A picture is worth more than a 1000 words

For hundreds of years, the only way to revisit an era, period, or even person imagery was through paintings, sculptures, or other similar artistic forms. It was only in the year 1826, when the French inventor Joseph Nicéphore Niépce took advantage of a tin plate covered with a derivative of a photosensitive oil, to make a portrait of his sight. The result of this, after eight hours of exposure to light to be ready, was considered the first photograph, being nicknamed, by its creator, “Heliography”.

Since then, innumerable other – and more technological – ways of portraying a person or situation have been created coming to the picture as we know it today. However, the question that remains in the air is why the images, more and more equal to reality, are so important for the human being?

A study by the National Academy of Sciences of the United States of America has pointed out that human memory is easier to remember from an image than from anything written. The article points out that people can remember more than 2,000 photos with at least 90% accuracy in recognition tests over a period of several days, even with brief presentation times throughout the learning process. That is, the images mark people’s memory much more than a text.

It is believed that such thinking dates back hundreds of years before the advent of photography. The great Roman orator, Cicero, believed in the importance of using images in his speeches. Two thousand years ago, he recommended using images as part of memory training. He also used visual aids, in the form of props, in his speeches.

This fact is known as the image superiority effect. When we read a text or hear an audio version of it, we are likely to remember only 10% of the information three days later. However, it is much more likely that we will remember information for a longer period if the text (or audio version) is presented with suitable images. In fact, if the information is presented to us as text combined with relevant images, we are likely to remember 65% of the information for up to 3 days later.

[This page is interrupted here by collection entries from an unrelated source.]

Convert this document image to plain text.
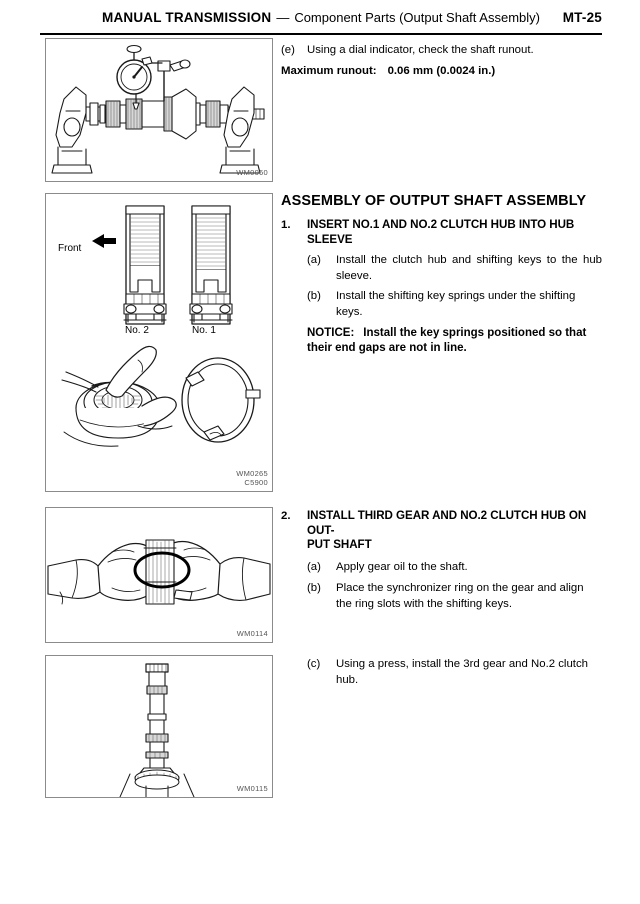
MANUAL TRANSMISSION — Component Parts (Output Shaft Assembly) MT-25
WM0060
Front
No. 2	No. 1
WM0265
C5900
WM0114
WM0115
(e)	Using a dial indicator, check the shaft runout.
Maximum runout: 0.06 mm (0.0024 in.)
ASSEMBLY OF OUTPUT SHAFT ASSEMBLY
1.	INSERT NO.1 AND NO.2 CLUTCH HUB INTO HUB SLEEVE
(a)	Install the clutch hub and shifting keys to the hub sleeve.
(b)	Install the shifting key springs under the shifting keys.
NOTICE: Install the key springs positioned so that their end gaps are not in line.
2.	INSTALL THIRD GEAR AND NO.2 CLUTCH HUB ON OUT-
PUT SHAFT
(a)	Apply gear oil to the shaft.
(b)	Place the synchronizer ring on the gear and align the ring slots with the shifting keys.
(c)	Using a press, install the 3rd gear and No.2 clutch hub.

Hulton Archive and the use of the image in different areas

Located in the city of London, England, Getty Images’ Hulton Archive seeks to heal this need of people to have the most of history illustrated by images. With more than 80 million images dating from the beginning of the advent of photography in the first half of the nineteenth century, the image bank helps journalists, photographers and curious people to present image references of an important period or person.

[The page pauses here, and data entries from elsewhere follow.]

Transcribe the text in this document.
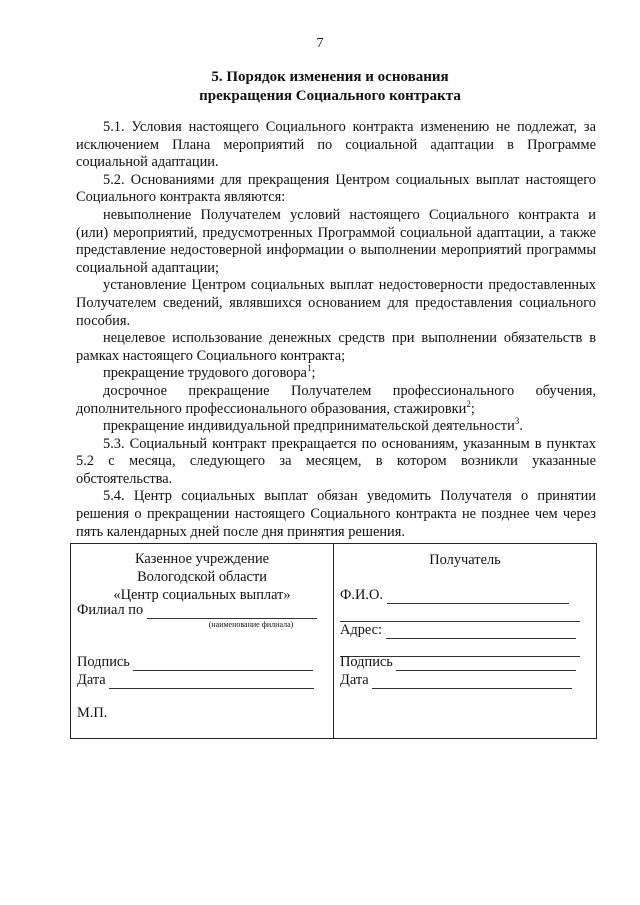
7
5. Порядок изменения и основания
прекращения Социального контракта

5.1. Условия настоящего Социального контракта изменению не подлежат, за исключением Плана мероприятий по социальной адаптации в Программе социальной адаптации.

5.2. Основаниями для прекращения Центром социальных выплат настоящего Социального контракта являются:

невыполнение Получателем условий настоящего Социального контракта и (или) мероприятий, предусмотренных Программой социальной адаптации, а также представление недостоверной информации о выполнении мероприятий программы социальной адаптации;

установление Центром социальных выплат недостоверности предоставленных Получателем сведений, являвшихся основанием для предоставления социального пособия.

нецелевое использование денежных средств при выполнении обязательств в рамках настоящего Социального контракта;

прекращение трудового договора$^1$;

досрочное прекращение Получателем профессионального обучения, дополнительного профессионального образования, стажировки$^2$;

прекращение индивидуальной предпринимательской деятельности$^3$.

5.3. Социальный контракт прекращается по основаниям, указанным в пунктах 5.2 с месяца, следующего за месяцем, в котором возникли указанные обстоятельства.

5.4. Центр социальных выплат обязан уведомить Получателя о принятии решения о прекращении настоящего Социального контракта не позднее чем через пять календарных дней после дня принятия решения.

Казенное учреждение
Вологодской области
«Центр социальных выплат»
Филиал по
(наименование филиала)
Подпись
Дата
М.П.

Получатель
Ф.И.О.
Адрес:
Подпись
Дата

In recent years, the advertising industry has been a major partner of Hulton Archive and other image files. This is because, more and more, the public has been interested in seeing a union between modern articles, be they clothes, drinks or even technological devices, with people or scenarios of other periods or times. The unusual of such situations has attracted and still attracts people’s interest in encountering them.

That is, at the end of this text, it is visible that, as the old saying says, a picture is worth – even – more than a thousand words – and texts.